Recently, I had a massive panic attack in the bathroom at my work and nearly passed out from feeling so overwhelmed. I have a job in entertainment and have been dealing with an online stalker and that morning I reached my breaking point when he had upped his game and then I found that no one was being supportive or helpful of my situation. I felt there was no one who understood what I was going through and that no one really cared. So, I went into the bathroom to cry, clowded my brain with negative thoughts about how no one cared about me, no one would protect me, and how I was likely going to get physically attacked. Before I knew it, I was hyperventilating, my head was spinning, and I nearly passed out and fell off the toilet I was sitting on. I knew it was up to me to stop my panic attack and these are the steps that worked for me:
Step 1: Deep Breathing
The first step to calming yourself is to start taking slow, deep, complete breaths. Remind yourself that you are only having a panic attack and nothing more serious physically is happening to you. It’s your body and you are in control. These breaths will relax your body, which is the first step to reversing the release of adrenaline your body experiences during a state of panic.
Step 2: Stop The Negative Thoughts
When someone is having a panic attack, chances are their mind is in a tormented loop of the same negative thoughts. So, whatever it is that has you in a panic, stop thinking about it. Whatever the thoughts were that sent you into this state of panic need to stop going through your head so that you can end the panicked loop. Once you have interrupted this loop, you can insert new, positive thoughts.
Step 3: Start The Positive Thoughts
Now is the time to start telling yourself coping statements to bring positivity into your mind. There are three options here: 1) You find something positive about the current situation that has you in a panic. 2) You find something positive in your life that is unrelated to the current situation that has you in a panic, but that can still put a positive perspective on your life. 3) You simply tell yourself repeatedly that you are fine until you can calm down enough to think more clearly and come up with positive specifics.

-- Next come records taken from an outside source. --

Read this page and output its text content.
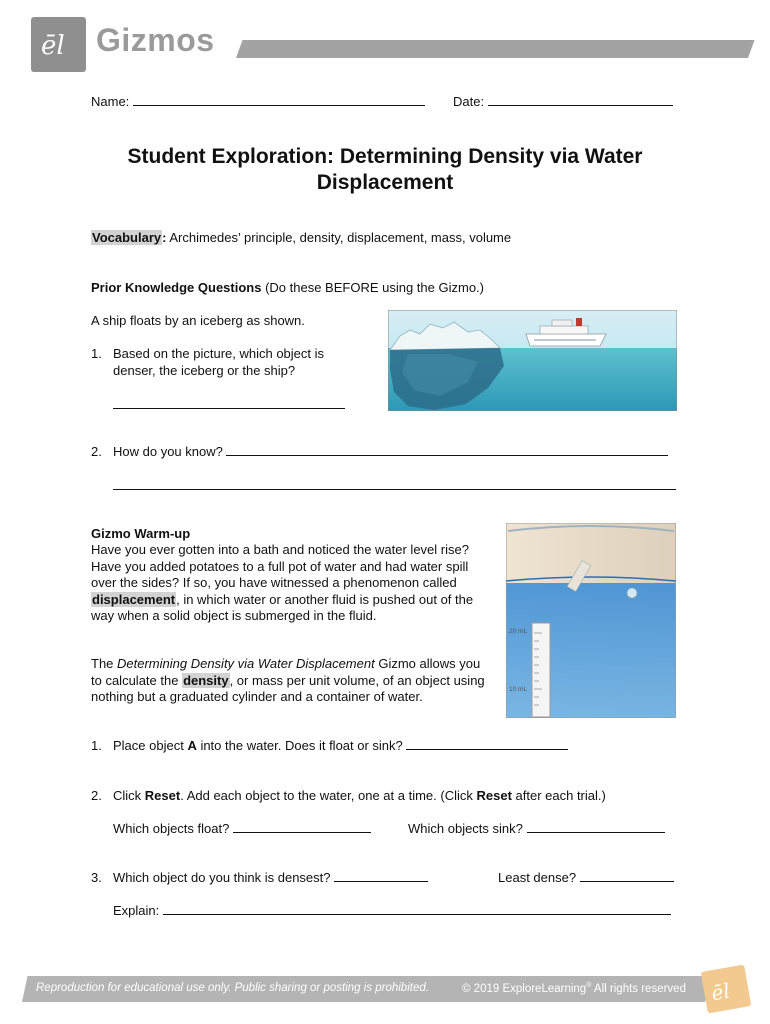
ēl Gizmos
Name:	Date:
Student Exploration: Determining Density via Water
Displacement
Vocabulary: Archimedes’ principle, density, displacement, mass, volume
Prior Knowledge Questions (Do these BEFORE using the Gizmo.)
A ship floats by an iceberg as shown.
1. Based on the picture, which object is
denser, the iceberg or the ship?
2. How do you know?
Gizmo Warm-up
Have you ever gotten into a bath and noticed the water level rise? Have you added potatoes to a full pot of water and had water spill over the sides? If so, you have witnessed a phenomenon called displacement, in which water or another fluid is pushed out of the way when a solid object is submerged in the fluid.
The Determining Density via Water Displacement Gizmo allows you to calculate the density, or mass per unit volume, of an object using nothing but a graduated cylinder and a container of water.
20 mL
10 mL
1. Place object A into the water. Does it float or sink?
2. Click Reset. Add each object to the water, one at a time. (Click Reset after each trial.)
Which objects float?	Which objects sink?
3. Which object do you think is densest?	Least dense?
Explain:
Reproduction for educational use only. Public sharing or posting is prohibited.	© 2019 ExploreLearning® All rights reserved ēl
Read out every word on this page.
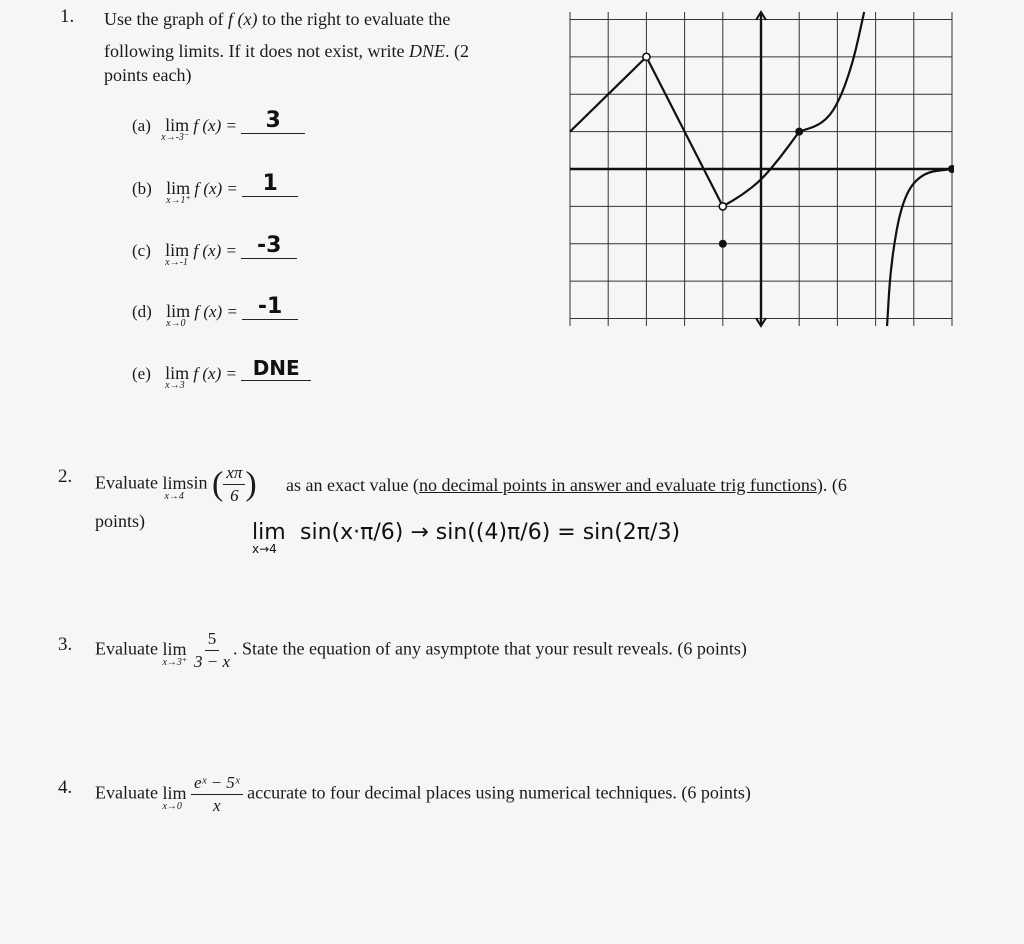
1. Use the graph of f (x) to the right to evaluate the
following limits. If it does not exist, write DNE. (2
points each)
(a) lim
x→-3⁻
f (x) = 3
(b) lim
x→1⁺
f (x) = 1
(c) lim
x→-1
f (x) = -3
(d) lim
x→0
f (x) = -1
(e) lim
x→3
f (x) = DNE
2. Evaluate lim
x→4
sin ( $\frac{x\pi}{6}$ ) as an exact value (no decimal points in answer and evaluate trig functions). (6
points)	lim
x→4
sin(x·π/6) → sin((4)π/6) = sin(2π/3)
3. Evaluate lim
x→3⁺
$\frac{5}{3 - x}$ . State the equation of any asymptote that your result reveals. (6 points)
4. Evaluate lim
x→0
$\frac{\text{eˣ − 5ˣ}}{x}$ accurate to four decimal places using numerical techniques. (6 points)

Step 4: Assess The Panic Attack
First of all, it’s important to acknowledge the feelings you were having that triggered your panic attack. You don’t want to tell yourself that your reaction was blown out of proportion because all feelings are valid. Understand what it was that made you feel so overwhelmed and figure out which negative thoughts escalated your emotions. Then, figure out how you can stop the escalation of those feelings in the future. If you were upset about something that occurs often in your life, come up with coping mechanisms – such as the positive thoughts in step 3 – to stop your panic attack before it even starts the next time the situation arises. If you were upset over an isolated incident that likely won’t specifically occur again, think about the overarching feelings you felt and how they could be associated with other future situations and come up with coping mechanisms for those more general feelings. I will admit that I cried the rest of the day and ate froyo and mac and cheese, but I wasn’t in a state of panic and I felt much better the next day after crying out all of the stress I had been feeling. Moral of the story: let yourself feel your emotions, but don’t let them overwhelm you.